Certainly, the habitual blasphemer's reluctance could not have come from any unwillingness to violate a sacred protection. He must have had other reasons, but rather than asking for them, Demosthenes brushed past Alkibiades and sped to the battlements. There, on the rocky ground below, midway between the dark line of besiegers and Dekelea's sheer walls, a spear-studded group of ten or so figures advanced. Squinting to see the band against the
sunset, Demosthenes realized that the foremost two figures were unarmed.
They were not even men, but a pair of women, and they walked reluctantly on rope leads held by a Spartiate walking a few paces behind. Sackcloth obscured their heads. The female on the right was slight of build, with a short chiton of soiled linen covering a minimal expanse of her pale flesh. The other wore the long dress of a citizen woman, pleats stretched taut over a bulging abdomen.

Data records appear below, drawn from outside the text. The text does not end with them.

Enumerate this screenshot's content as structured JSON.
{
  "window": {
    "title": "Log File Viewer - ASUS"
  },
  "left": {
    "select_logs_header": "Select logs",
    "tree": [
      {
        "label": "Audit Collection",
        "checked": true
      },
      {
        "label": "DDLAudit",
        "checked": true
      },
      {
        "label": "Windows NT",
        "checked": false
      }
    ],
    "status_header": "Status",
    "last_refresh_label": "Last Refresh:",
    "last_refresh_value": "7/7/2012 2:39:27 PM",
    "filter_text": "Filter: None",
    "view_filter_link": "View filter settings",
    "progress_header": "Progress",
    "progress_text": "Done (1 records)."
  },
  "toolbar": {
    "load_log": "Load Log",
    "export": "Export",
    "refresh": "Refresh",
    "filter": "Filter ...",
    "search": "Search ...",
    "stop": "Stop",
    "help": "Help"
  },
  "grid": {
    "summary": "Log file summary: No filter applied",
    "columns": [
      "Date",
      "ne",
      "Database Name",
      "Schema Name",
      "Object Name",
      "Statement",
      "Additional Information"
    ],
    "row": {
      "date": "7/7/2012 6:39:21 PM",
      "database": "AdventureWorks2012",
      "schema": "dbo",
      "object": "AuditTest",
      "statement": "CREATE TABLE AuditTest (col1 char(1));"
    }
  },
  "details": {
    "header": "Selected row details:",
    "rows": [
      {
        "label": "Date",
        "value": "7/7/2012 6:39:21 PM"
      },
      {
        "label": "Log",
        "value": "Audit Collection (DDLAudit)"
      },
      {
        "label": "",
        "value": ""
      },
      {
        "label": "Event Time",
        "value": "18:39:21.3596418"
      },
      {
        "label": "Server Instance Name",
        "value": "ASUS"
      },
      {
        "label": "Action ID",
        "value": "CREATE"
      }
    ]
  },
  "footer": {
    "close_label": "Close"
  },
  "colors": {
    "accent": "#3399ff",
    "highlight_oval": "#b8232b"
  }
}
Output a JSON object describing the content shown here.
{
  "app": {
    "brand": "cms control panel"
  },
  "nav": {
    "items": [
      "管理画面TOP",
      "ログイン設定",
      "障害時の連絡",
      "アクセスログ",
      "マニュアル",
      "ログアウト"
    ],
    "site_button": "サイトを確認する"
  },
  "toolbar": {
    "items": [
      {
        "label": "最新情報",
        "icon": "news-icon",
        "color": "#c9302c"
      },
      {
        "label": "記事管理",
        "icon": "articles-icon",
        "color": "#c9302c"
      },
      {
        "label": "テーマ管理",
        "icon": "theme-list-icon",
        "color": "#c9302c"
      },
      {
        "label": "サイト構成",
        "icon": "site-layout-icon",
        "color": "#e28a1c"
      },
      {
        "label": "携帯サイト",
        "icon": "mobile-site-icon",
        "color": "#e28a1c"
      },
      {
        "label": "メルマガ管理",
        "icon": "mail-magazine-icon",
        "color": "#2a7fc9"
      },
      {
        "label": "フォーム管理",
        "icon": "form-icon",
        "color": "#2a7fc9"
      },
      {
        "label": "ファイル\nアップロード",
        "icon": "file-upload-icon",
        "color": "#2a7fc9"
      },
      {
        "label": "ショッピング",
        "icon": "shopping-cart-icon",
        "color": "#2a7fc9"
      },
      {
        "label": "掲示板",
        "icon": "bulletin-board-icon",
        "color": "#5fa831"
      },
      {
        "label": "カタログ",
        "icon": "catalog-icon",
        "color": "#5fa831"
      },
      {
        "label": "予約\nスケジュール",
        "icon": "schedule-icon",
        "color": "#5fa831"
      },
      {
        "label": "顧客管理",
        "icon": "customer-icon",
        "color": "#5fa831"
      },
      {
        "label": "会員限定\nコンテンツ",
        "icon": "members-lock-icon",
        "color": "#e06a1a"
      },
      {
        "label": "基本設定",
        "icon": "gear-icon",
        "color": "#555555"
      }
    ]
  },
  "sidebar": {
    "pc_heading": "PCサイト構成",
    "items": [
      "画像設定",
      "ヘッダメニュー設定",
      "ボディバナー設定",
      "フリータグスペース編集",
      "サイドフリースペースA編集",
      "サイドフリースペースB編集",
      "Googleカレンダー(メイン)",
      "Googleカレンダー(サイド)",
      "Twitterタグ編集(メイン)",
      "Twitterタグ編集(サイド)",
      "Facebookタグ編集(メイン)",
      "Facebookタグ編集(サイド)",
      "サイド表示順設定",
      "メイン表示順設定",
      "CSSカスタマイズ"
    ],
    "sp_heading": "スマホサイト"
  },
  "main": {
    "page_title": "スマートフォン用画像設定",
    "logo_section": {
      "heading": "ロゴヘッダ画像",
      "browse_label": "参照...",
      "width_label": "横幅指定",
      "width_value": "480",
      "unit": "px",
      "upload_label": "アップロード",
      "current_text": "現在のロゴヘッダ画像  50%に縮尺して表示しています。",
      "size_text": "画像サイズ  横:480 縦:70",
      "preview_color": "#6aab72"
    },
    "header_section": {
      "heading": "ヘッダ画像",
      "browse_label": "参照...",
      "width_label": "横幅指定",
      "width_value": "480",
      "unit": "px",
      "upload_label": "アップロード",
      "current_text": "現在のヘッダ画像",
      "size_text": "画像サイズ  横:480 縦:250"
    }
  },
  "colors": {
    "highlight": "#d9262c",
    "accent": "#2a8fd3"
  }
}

As paralyzing terror overtook Demosthenes, Alkibiades appeared beside him and set a hand on his shoulder. He might have thrown it off, but his limbs would not respond.
The advancing party drew to a halt within easy shouting distance. The hooded prisoners' leads were jerked, and the two human shields marching with hands bound in front of them stumbled and twisted, but managed to stay upright. At the party's center was a figure who wore nothing to distinguish himself from any other of the long-haired Equals around him. It was this man, Brasidas, who spoke.
"Everywhere there is celebration at the news of Athens' defeat!" Brasidas bellowed. "The world is set free from the yoke of empire! Nothing that happens at Dekelea today, or any day to come, can reverse the spread of liberty! In that spirit of celebration, I give you one final opportunity to lay down your arms and–"
Rage built up in Demosthenes' tired limbs and spilled over the battlements in the shape of a roar which drowned out the Spartan general.
"Let them go!"
Brasidas aborted his speech. He might have smiled as he gestured to the Spartiate holding the rope leads, who obediently stepped forward and pulled the canvas sack from each prisoner's head. Coppery curls tumbled from one, light brown locks from the other. The two blinked in adjustment to the twilight and cast bewildered looks all around as they came to grips with their surroundings. Finding one another, they clung close, but it wasn't long before their fearful eyes went to the wall, and up it to find the husband and master whom they could not have failed to comprehend, now more than ever, held their lives in his hand.
Demosthenes could not long return their stunned gazes. Guilt turned his shocked eyes instead to the women's captor.